Vago pelas ruas a procurar flores, perfumes, o cheiro do mato misturado ao cheiro do mar, a vida selvagem, as pedras nas calçadas, as pedras na minha vida, minhas dores.

O céu vai betumizando, minha alma se perdendo em coisas que perdi, nas que achei, em tudo que aprendi ali, olhando para as sombras e para as luzes da montanha em movimento, embora estática … um quadro vivo avistado de minha cama.

Paro pra pensar na sordidez do destino. Mas que, no final das contas, acaba sempre tornando, em meio a lama e degradação, a nova semente num belíssimo Jasmim.

Um desabafo … por Eliza!

Quando eu era menina, aprendíamos a querer ser médicas, engenheiras ou advogadas. Porque naquela época, o que dava status e dinheiro eram profissões que traziam estabilidade e bem-estar social. Na década de 1960, eu ainda era muito pequena pra compreender o que o dito “Imperialismo” queria de mim. Demorei muitos anos pra descobrir.

Lembro-me ainda da primeira coca-cola, da primeira calça Lee.

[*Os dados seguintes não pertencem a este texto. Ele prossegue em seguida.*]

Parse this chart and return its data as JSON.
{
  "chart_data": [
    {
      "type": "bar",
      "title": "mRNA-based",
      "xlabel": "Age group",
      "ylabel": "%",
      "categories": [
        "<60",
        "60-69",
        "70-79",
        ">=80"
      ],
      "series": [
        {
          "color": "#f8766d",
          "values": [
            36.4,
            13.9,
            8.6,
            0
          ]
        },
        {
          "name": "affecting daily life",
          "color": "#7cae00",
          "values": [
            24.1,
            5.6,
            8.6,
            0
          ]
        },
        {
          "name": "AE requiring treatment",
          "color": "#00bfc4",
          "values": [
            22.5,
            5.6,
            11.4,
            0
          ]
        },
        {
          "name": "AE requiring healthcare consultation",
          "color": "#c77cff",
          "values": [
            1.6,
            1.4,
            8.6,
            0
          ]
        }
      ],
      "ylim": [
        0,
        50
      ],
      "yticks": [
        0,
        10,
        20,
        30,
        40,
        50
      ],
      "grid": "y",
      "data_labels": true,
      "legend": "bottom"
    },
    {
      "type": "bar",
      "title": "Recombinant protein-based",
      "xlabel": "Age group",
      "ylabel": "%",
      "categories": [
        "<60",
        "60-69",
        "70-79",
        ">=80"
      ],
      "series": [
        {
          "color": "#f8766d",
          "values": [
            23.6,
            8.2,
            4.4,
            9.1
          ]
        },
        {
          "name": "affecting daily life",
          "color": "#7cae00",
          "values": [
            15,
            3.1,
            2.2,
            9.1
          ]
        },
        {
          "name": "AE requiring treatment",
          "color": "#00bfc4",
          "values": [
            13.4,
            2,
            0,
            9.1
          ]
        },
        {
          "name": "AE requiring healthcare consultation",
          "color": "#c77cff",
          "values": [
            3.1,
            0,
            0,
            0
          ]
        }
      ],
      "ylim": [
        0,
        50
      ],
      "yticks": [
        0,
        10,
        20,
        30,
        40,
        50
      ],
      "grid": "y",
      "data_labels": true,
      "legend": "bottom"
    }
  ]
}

Legal era ter uma casa carregada de eletro-domésticos. Mas queríamos ser médicas ou dentistas, professoras de literatura … independentes e de preferência sem sutiãs …

Conforme fui crescendo percebi que o sonho de minha mãe era que eu tivesse “um marido à minha altura”, que pudesse me proporcionar o tal bem-estar social para que eu pudesse ficar em casa, cuidar dos filhos e ir ao cabelereiro.

Mesmo assim continuei com meu sonho de ser jornalista embora, na época, os “ditadores” não gostassem muito dessas coisas.

Com o passar dos anos, subliminarmente, o tal “grande imperador” foi possuindo as mentes inocentes das meninas. Que de uma hora para outra, sem perceber, foram se sentindo obssecadas por uma outra forma de bem-estar social. De bicicletas e carrinhos de bonecas para carros importados, roupas de marca, restaurantes e viagens. É viver no “jet-set” que agora rouba os sonhos infantis da maioria das meninas.

Parece controverso aos tempos.

Mas a explosão dos desejos de consumo estão dividindo com os hormônios púberes uma inquietação que faz com que nossas menininhas queiram estar sexualmente preparadas para enfrentar holofotes e câmeras, cada vez mais cedo, num vale-tudo pelos “cinco minutos de fama”. E nada mais.

E foi assim com Eliza. Nada diferente do que a grande maioria das meninas, queria ser celebridade. Fazer sucesso, ter fotos na revista “Caras”, apresentar um programa da Globo. Ter paparazzis à sua captura… Nada mais que isso.

Mas foi, junto com seu belo corpo, literalmente devorada por uma sociedade insana, geradora de conceitos e valores constituídos por instituições insanas, geridas por milicianos que representam um povo ignorante que deposita o seu insano voto para eleger governantes irresponsáveis que dizem organizar essa terra de loucos!